Journalist Freed From Testifying in Pot Resort Trial

Marijuana plants in the “grow room” of the Santee Sioux Tribe’s now-defunct pot facility.
Photo credit: Lacey Louwagie

SIOUX FALLS, S.D. (CN) – A journalist who covered an informational session about a proposed “marijuana resort” on an Indian reservation won’t have to testify at trial next week after the attorney general dismissed her subpoena.

Dana Ferguson, who covers South Dakota politics for the state’s largest newspaper, The Argus Leader, attended an informational session and tour of the Santee Sioux Tribe’s proposed marijuana dispensary and smoking lounge in October 2015. Other reporters – including one from Courthouse News – and state lawmakers were also present.

The tribe wanted to reassure lawmakers that the facility, which was still under construction at the time, would have safeguards in place to prevent marijuana from leaving the reservation. Although the drug remains illegal in the state, the tribe moved forward relying on a 2014 memo from the Department of Justice implying that it would limit is prosecution of marijuana-related crimes in Indian Country.

The facility never came to fruition, however. Just one month after the tour, the tribe burned its crop and halted its resort plans in response to rumors of a federal raid.

But that wasn’t the end of the story for those involved in the truncated project. In August 2016, the state of South Dakota filed criminal charges against Jonathan Hunt and Matthew Hagen, two consultants from the Colorado-based firm Monarch America who worked with the tribe on the logistics of growing and selling marijuana. Hunt pleaded guilty to a drug conspiracy count shortly after, but Hagen pleaded not guilty.

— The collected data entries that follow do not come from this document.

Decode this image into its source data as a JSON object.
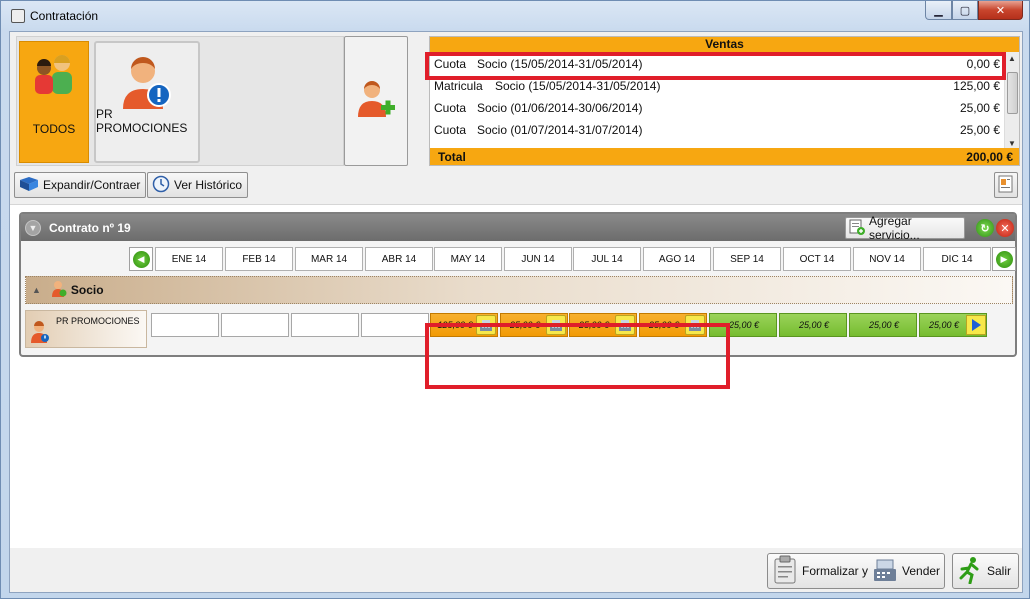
{
  "window": {
    "title": "Contratación"
  },
  "profiles": [
    {
      "label": "TODOS",
      "icon": "group-people-icon"
    },
    {
      "label": "PR PROMOCIONES",
      "icon": "person-alert-icon"
    }
  ],
  "add_client_icon": "add-person-icon",
  "ventas": {
    "title": "Ventas",
    "rows": [
      {
        "type": "Cuota",
        "desc": "Socio (15/05/2014-31/05/2014)",
        "amount": "0,00 €"
      },
      {
        "type": "Matricula",
        "desc": "Socio (15/05/2014-31/05/2014)",
        "amount": "125,00 €"
      },
      {
        "type": "Cuota",
        "desc": "Socio (01/06/2014-30/06/2014)",
        "amount": "25,00 €"
      },
      {
        "type": "Cuota",
        "desc": "Socio (01/07/2014-31/07/2014)",
        "amount": "25,00 €"
      }
    ],
    "total_label": "Total",
    "total_amount": "200,00 €"
  },
  "toolbar": {
    "expand_label": "Expandir/Contraer",
    "history_label": "Ver Histórico"
  },
  "contract": {
    "title": "Contrato nº 19",
    "add_service_label": "Agregar servicio...",
    "months": [
      "ENE 14",
      "FEB 14",
      "MAR 14",
      "ABR 14",
      "MAY 14",
      "JUN 14",
      "JUL 14",
      "AGO 14",
      "SEP 14",
      "OCT 14",
      "NOV 14",
      "DIC 14"
    ],
    "group_label": "Socio",
    "service": {
      "label": "PR PROMOCIONES",
      "cells": [
        {
          "value": "",
          "status": "empty"
        },
        {
          "value": "",
          "status": "empty"
        },
        {
          "value": "",
          "status": "empty"
        },
        {
          "value": "",
          "status": "empty"
        },
        {
          "value": "125,00 €",
          "status": "pending"
        },
        {
          "value": "25,00 €",
          "status": "pending"
        },
        {
          "value": "25,00 €",
          "status": "pending"
        },
        {
          "value": "25,00 €",
          "status": "pending"
        },
        {
          "value": "25,00 €",
          "status": "paid"
        },
        {
          "value": "25,00 €",
          "status": "paid"
        },
        {
          "value": "25,00 €",
          "status": "paid"
        },
        {
          "value": "25,00 €",
          "status": "paid"
        }
      ]
    }
  },
  "footer": {
    "formalize_label": "Formalizar y",
    "sell_label": "Vender",
    "exit_label": "Salir"
  },
  "colors": {
    "accent_orange": "#f7a711",
    "paid_green": "#86c43f",
    "highlight_red": "#e01e2a"
  }
}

His case goes to trial next week, and the attorney general initially called on Ferguson to be available as a witness.

The Argus Leader objected.

“Commanding our reporter to testify in this case is not only troubling but unnecessary,” Argus Leader news director Cory Myers said in the newspaper. “There are multiple avenues for the attorney general to get testimony about the tour, including from any of the five elected officials present, without compromising our reporter’s role as [an] independent observer.”

Katie Mallery, assistant attorney general for the state, dropped the subpoena on Monday after negotiations with Jon Arneson, an attorney representing Argus Leader Media, according to the newspaper.

“I appreciate Ms. Mallery’s understanding of the media’s position here,” Arneson told The Argus.

Arneson could not be reached by phone on Tuesday to provide further comment, and Ferguson declined comment.

South Dakota is one of only a handful of states that does not have “shield laws” to protect reporters from being forced to divulge confidential sources to law enforcement or to testify in court, according to The Reporters Committee, a nonprofit organization dedicated to protecting freedom of the press.

But in 1995, the state’s Supreme Court ruled in Hopewell v. Midcontinent Broadcasting that reporters enjoyed a “qualified privilege” that protected them from disclosing anonymous sources in civil cases unless five criteria were met.

These criteria include whether the journalist was a party to the litigation; whether the information she had was relevant to the “heart of the lawsuit”; whether alternative sources of information had been exhausted; whether the informant’s safety depended on confidentiality; and whether the reported information could be proven false.

The ruling only applied to civil law, however.

“In criminal proceedings, the interest of the public in law enforcement and the defendant in discovering exculpatory evidence may outweigh the journalist’s need for confidentiality,” the ruling stated in a footnote.